NARAL PRO-CHOICE MISSOURI RESPONDS TO SUPREME COURT’S RULING TODAY IN AN ABORTION-RELATED CASE
PRESS RELEASE
NARAL PRO-CHOICE MISSOURI RESPONDS TO SUPREME COURT’S RULING TODAY IN AN ABORTION-RELATED CASE
NARAL Pro-Choice Missouri called today’s decision in Scheidler and Operation Rescue v. National Organization for Women “ a setback in protecting women, doctors, and women’s clinics from violence cloaked in the robes of free speech.” The Court held that federal racketeering and extortion laws cannot be used to keep abortion protestors from trespassing on clinic property, blockading the clinics to prevent patients from accessing health care, and from using violence or threats of violence against clinic employees, escorts, and patients.
NARAL Pro-Choice Missouri’s executive director, Pamela Sumners, wrote a friend-of-the-court brief in the case for nurse Emily Lyons, who was severely injured and blinded in one eye by a bomb planted by Eric Robert Rudolph at a Birmingham women’s clinic in 1998. The blast killed a police officer. The bombing took place just weeks after clinic protestors were taken to court for contempt for violating a federal injunction prohibiting them from trespassing on clinic property or getting intimidatingly near the patients and escorts at the clinic. While Operation Rescue and Joseph Scheidler compared themselves to nonviolent civil rights protestors, the Lyons brief noted that nothing in the clinic blockaders’ actions or demeanor resembled Gandhi’s or Dr. Martin Luther King’s concept of civil disobedience: “Those who ‘express’ their protest of abortion with fists, projectiles and bombs do not stand in any venerated First Amendment tradition. They are in fact criminals.”

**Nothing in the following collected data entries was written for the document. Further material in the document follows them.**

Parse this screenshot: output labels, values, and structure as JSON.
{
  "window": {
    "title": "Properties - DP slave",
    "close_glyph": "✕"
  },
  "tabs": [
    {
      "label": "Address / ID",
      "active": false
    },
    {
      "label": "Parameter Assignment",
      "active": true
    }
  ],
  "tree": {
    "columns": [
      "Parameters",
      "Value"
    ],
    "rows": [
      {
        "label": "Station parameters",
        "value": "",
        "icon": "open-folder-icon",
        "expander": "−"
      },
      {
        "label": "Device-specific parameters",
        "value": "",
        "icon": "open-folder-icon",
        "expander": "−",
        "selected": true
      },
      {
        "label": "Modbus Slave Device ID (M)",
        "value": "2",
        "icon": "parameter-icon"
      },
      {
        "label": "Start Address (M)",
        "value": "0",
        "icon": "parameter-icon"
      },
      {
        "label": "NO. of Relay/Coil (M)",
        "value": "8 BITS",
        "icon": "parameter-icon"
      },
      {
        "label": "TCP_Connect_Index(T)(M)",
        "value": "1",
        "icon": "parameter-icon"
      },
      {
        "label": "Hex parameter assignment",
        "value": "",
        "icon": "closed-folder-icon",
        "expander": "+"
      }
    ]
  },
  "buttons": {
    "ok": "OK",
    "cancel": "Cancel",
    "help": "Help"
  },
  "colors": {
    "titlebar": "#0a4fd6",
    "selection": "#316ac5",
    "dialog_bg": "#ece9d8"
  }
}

“Today’s decision is a blow to safety at the clinics, which provide not only abortion services but also general exams and emergency contraception that prevents abortions. Although the Freedom of Access to Clinic Entrances Act was enacted in 1994 and was intended to prevent clinic violence, clearly more protections are necessary. Emily Lyons has endured over 20 surgeries and Officer Sanderson died in a 1998 clinic bombing that was one of two committed by Eric Rudolph that year. In the past year, there has been an attempted firebombing in Louisiana at a clinic and an incident of arson at a Florida clinic. Not to mention almost 300 acts of vandalism and over 750 anthrax and bomb threats in the last decade. Taking away the avenue of civil liability under RICO will enable violent clinic blockaders to go back to their old tricks,” said Sumners.
NARAL Pro-Choice Missouri provides escorts to patients at Hope Clinic in Granite City and Planned Parenthood in St. Louis. It will celebrate its 20th year of doing so March 12 at an event at the Sheldon Galleries on Washington Blvd., with Emily Lyons as its special guest speaker. “The safety of the clinics and their patients is very important to us, and that’s why we have over 50 escorts in our program. Emily Lyons is a reminder that clinic violence and intimidation is very real and not a relic of the past.”